Polymath author and lecturer in psychiatry Siri Hustvedt offers a new collection of essays in which she considers a range of subjects, from her relationship with her mother to the origins of misogyny to the art of Louise Bourgeois.
Hustvedt brings a surprisingly scientific approach to her artistic and literary subjects ... Here is Hustvedt’s unique contribution and genius: By bringing a placenta into a fight about misogyny, she fortifies her argument with physical evidence ... Other pieces in the collection don’t fall short, exactly; it’s more that they fall out of place ... When Hustvedt returns to the idea of what’s missing, her writing takes off ... 'A Walk With My Mother' could easily be an entire book, one I would eagerly devour.
... engrossing ... Hustvedt has combined the lively and tactile with more wide angled philosophical questions about perception and reality. Mothers, Fathers, and Others sifts a wide range of memory, experience and disciplinary perspectives into essays that bring into focus the profound contradictions of motherhood ... The most memorable entries in this collection are Hustvedt's reminiscences of mothers in her extended family ... Mothers, Fathers, and Others makes a fascinating companion to Motherhood: A Manifesto ... The two books brilliantly capture the joy and pain of motherhood: elation and depression, wonder and weariness, love and hate for the offspring.

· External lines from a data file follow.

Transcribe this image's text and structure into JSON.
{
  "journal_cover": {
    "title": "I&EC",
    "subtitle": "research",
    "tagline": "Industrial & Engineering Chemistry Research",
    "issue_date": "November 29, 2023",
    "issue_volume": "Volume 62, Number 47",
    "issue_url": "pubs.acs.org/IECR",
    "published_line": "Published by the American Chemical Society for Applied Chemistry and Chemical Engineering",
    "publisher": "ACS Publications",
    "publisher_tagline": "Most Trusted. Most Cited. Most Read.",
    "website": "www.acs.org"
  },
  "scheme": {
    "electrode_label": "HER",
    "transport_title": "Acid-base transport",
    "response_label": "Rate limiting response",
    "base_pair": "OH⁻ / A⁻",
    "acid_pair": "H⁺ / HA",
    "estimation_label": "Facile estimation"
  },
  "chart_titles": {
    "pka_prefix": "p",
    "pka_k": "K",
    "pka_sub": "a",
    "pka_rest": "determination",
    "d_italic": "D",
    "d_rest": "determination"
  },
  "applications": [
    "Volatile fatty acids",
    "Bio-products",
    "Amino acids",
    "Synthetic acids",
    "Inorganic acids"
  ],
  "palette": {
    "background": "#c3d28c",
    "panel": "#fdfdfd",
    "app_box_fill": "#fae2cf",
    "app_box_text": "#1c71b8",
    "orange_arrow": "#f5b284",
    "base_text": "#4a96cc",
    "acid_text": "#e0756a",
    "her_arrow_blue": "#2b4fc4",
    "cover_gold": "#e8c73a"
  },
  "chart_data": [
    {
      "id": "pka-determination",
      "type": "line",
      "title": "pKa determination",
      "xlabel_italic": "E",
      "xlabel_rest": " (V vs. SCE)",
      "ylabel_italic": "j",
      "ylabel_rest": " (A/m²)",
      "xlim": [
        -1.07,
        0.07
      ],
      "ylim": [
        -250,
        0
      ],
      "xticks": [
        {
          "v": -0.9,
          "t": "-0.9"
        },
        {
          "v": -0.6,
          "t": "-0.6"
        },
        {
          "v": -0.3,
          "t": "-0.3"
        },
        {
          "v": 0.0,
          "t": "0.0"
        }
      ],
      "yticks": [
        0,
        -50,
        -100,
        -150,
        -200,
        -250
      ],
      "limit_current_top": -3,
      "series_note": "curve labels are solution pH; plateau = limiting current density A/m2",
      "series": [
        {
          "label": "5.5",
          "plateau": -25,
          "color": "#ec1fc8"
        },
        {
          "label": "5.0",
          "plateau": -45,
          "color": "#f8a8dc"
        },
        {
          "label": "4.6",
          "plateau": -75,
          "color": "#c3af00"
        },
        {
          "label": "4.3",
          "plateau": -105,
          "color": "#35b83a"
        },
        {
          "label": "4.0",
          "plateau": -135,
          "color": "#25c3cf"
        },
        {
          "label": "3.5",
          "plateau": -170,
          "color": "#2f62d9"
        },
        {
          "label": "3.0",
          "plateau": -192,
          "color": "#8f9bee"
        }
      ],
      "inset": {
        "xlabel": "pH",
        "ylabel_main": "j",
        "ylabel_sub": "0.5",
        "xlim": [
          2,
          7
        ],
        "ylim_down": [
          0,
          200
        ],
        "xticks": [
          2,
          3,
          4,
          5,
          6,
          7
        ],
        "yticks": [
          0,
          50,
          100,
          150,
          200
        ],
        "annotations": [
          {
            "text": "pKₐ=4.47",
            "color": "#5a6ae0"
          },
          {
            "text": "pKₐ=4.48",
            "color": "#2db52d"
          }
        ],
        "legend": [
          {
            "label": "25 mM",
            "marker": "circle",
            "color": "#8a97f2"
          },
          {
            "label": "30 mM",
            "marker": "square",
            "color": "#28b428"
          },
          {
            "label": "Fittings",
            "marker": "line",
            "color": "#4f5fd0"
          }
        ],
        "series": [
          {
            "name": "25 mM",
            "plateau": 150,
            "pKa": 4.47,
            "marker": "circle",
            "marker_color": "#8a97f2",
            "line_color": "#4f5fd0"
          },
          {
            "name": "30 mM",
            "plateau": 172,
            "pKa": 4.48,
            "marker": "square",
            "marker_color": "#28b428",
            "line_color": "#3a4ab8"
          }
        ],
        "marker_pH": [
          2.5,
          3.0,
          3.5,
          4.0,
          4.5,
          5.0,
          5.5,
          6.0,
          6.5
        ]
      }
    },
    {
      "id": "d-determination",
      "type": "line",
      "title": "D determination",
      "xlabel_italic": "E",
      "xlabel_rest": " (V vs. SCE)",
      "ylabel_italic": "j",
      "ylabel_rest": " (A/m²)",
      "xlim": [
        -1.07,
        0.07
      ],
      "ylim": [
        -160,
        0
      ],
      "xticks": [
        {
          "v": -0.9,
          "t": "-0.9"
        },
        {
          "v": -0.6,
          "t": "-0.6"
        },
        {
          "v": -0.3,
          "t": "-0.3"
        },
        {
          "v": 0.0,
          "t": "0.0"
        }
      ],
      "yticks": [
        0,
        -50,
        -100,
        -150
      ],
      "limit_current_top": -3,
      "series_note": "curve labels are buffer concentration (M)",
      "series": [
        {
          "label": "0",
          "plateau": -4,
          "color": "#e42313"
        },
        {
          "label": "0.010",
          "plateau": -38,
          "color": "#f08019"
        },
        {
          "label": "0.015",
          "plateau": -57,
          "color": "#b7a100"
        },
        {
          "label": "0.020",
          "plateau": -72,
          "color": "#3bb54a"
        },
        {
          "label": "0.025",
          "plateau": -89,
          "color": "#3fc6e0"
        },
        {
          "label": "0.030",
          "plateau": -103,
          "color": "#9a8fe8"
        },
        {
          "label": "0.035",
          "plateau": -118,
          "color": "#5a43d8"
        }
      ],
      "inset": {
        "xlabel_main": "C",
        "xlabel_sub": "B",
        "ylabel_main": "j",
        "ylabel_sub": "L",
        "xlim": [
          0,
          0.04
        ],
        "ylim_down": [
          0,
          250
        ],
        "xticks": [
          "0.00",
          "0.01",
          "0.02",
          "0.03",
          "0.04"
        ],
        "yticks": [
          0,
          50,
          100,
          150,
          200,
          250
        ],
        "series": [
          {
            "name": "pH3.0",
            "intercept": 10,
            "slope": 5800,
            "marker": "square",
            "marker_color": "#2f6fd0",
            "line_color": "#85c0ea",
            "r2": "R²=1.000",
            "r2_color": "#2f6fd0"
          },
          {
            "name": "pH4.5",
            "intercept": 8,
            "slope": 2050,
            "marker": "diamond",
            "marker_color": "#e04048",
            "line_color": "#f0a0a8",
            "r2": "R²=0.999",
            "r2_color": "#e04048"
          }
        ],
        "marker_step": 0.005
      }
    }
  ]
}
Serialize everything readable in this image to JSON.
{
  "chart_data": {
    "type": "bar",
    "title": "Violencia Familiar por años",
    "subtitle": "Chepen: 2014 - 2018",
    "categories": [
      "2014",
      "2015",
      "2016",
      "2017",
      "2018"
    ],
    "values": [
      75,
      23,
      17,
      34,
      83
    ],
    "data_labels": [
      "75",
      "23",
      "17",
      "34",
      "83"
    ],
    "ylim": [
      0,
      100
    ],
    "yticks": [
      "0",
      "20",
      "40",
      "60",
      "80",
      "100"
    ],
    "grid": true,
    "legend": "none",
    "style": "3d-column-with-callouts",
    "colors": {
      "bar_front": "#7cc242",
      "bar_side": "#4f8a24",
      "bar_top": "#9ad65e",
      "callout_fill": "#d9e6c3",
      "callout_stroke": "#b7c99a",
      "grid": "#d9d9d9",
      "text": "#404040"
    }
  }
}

... she engages readers in heady discussions while simultaneously telling entertaining tales about her Minnesota childhood ... readers can anticipate scintillating discussions of subjects such as psychoanalytic theories, Plato, Bourdieu, Jane Austen and the Brontes. Hustvedt's enthusiasm for her subjects and the ease with which she discusses them make it a delight to plunge into the deep end of a subject previously unknown to the reader ... Hustvedt is brilliant at exploring how our various reactions to disrupting boundaries plays out in notions of the monstrous, the chimerical, and their perceived threat ... On rare occasions, Hustvedt reveals her own blind spots when it comes to perception. In several essays, she does a tremendous reading of language, translation and conscious thought. The languages, for the most part, were transmitted orally or in written text. I found myself wondering how some of her conclusions might have shifted with the incorporation of languages like ASL, that rely on a variety of body clues to convey meaning. I imagine it would make a fascinating topic at Hustvedt's next fascinating salon.